事例3:積水ハウス スマートハウスAR(国内・戸建)
積水ハウスでは、スマートフォンで自分の土地に3Dの住宅モデルを重ねて表示するWebAR機能を展開。敷地現地でリアルタイムに外観確認ができ、住宅購入検討者の不安解消に貢献しています。
事例4:英国PropTech企業 Viewber × WebAR
英国のプロップテック企業Viewberは、賃貸物件の内覧をWebARで提供するサービスを展開。内見の移動コストゼロ化を実現し、エージェントの工数を40%以上削減しながら問い合わせ転換率を維持することに成功しました。
model-viewerで間取り3D表示する実装方法
Google製のオープンソースウェブコンポーネントmodel-viewerを使うと、比較的シンプルなコードでWebAR対応の3D間取り表示が実装できます。
<!-- model-viewerの読み込み -->
<script type="module" src="https://ajax.googleapis.com/ajax/libs/model-viewer/3.3.0/model-viewer.min.js"></script>
<!-- 間取り3Dモデルの表示 -->
<model-viewer
src="madori.glb"
ios-src="madori.usdz"
alt="3LDK間取りモデル"
ar
ar-modes="webxr scene-viewer quick-look"
camera-controls
auto-rotate
style="width: 100%; height: 400px;">
<button slot="ar-button">ARで見る</button>
</model-viewer>
ar属性を付与するだけでAndroid(WebXR/Scene Viewer)・iOS(AR Quick Look)双方に対応できます。ファイルサイズは5MB以下を目安に最適化することが重要です。
費用目安と導入ステップ
| 導入パターン | 費用目安 | 制作期間 |
|---|---|---|
| ノーコードツール活用 | 月額3〜15万円 | 1〜2週間 |
| model-viewer + 3Dモデル制作 | 30〜100万円(初期) | 1〜2ヶ月 |
| フルスクラッチWebAR開発 | 200〜500万円 | 3〜6ヶ月 |
導入ステップ
- Step 1:目的・KPIの設定——内見率向上か、成約率向上か、問い合わせ増加かを明確にする
- Step 2:3Dモデルの準備——間取り図から3Dモデルを作成(既存CADデータの変換も可能)
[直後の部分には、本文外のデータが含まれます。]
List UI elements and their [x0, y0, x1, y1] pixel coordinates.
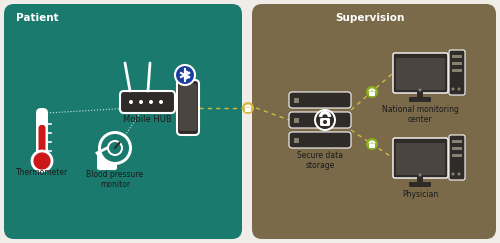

- Step 3:WebAR実装方法の選定——予算・技術リソースに応じてツール or 開発を選ぶ
- Step 4:スマホ最適化テスト——iOS Safari・Android Chromeでの動作確認を徹底する
- Step 5:QRコード・導線設計——物件詳細ページやチラシにQRを設置し誘導する
よくある質問
既存の間取り図やCADデータからBlenderやSketchUpで3Dモデルを作成し、glb形式に変換します。3Dモデル制作の外注費用は1物件あたり5〜30万円程度が目安です。Matterportのような3Dスキャンサービス(1物件2〜5万円)を使う方法もあります。
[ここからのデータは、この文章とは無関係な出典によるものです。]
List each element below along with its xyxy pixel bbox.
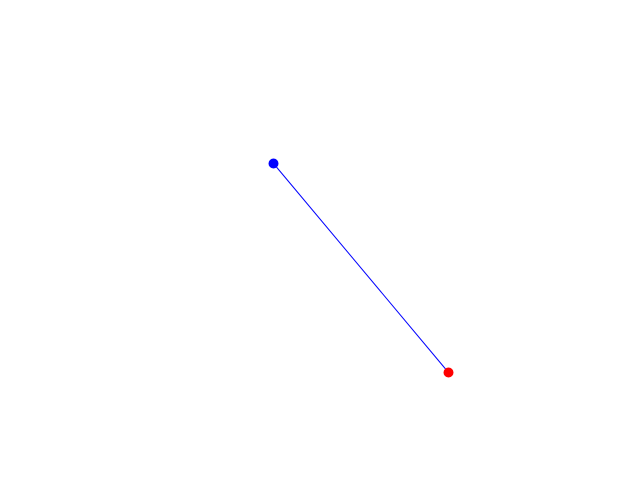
start-point-dot xyxy=(268,158,279,169)
end-point-dot xyxy=(443,367,454,378)
connector-line xyxy=(273,163,449,373)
model-viewerを使う場合、AndroidはWebXR/Scene Viewer、iOSはAR Quick Look(usdzファイル)という異なるAR表示方式に対応します。どちらもアプリ不要でブラウザから利用できます。iOS 12以降・Android 8以降が対応範囲です。
一般的にWebAR機能を公開してから効果測定できるデータが集まるまで1〜3ヶ月程度かかります。KPIとして「AR体験率」「AR体験後の問い合わせ率」「来場予約率」を設定し、ABテストで効果を検証することを推奨します。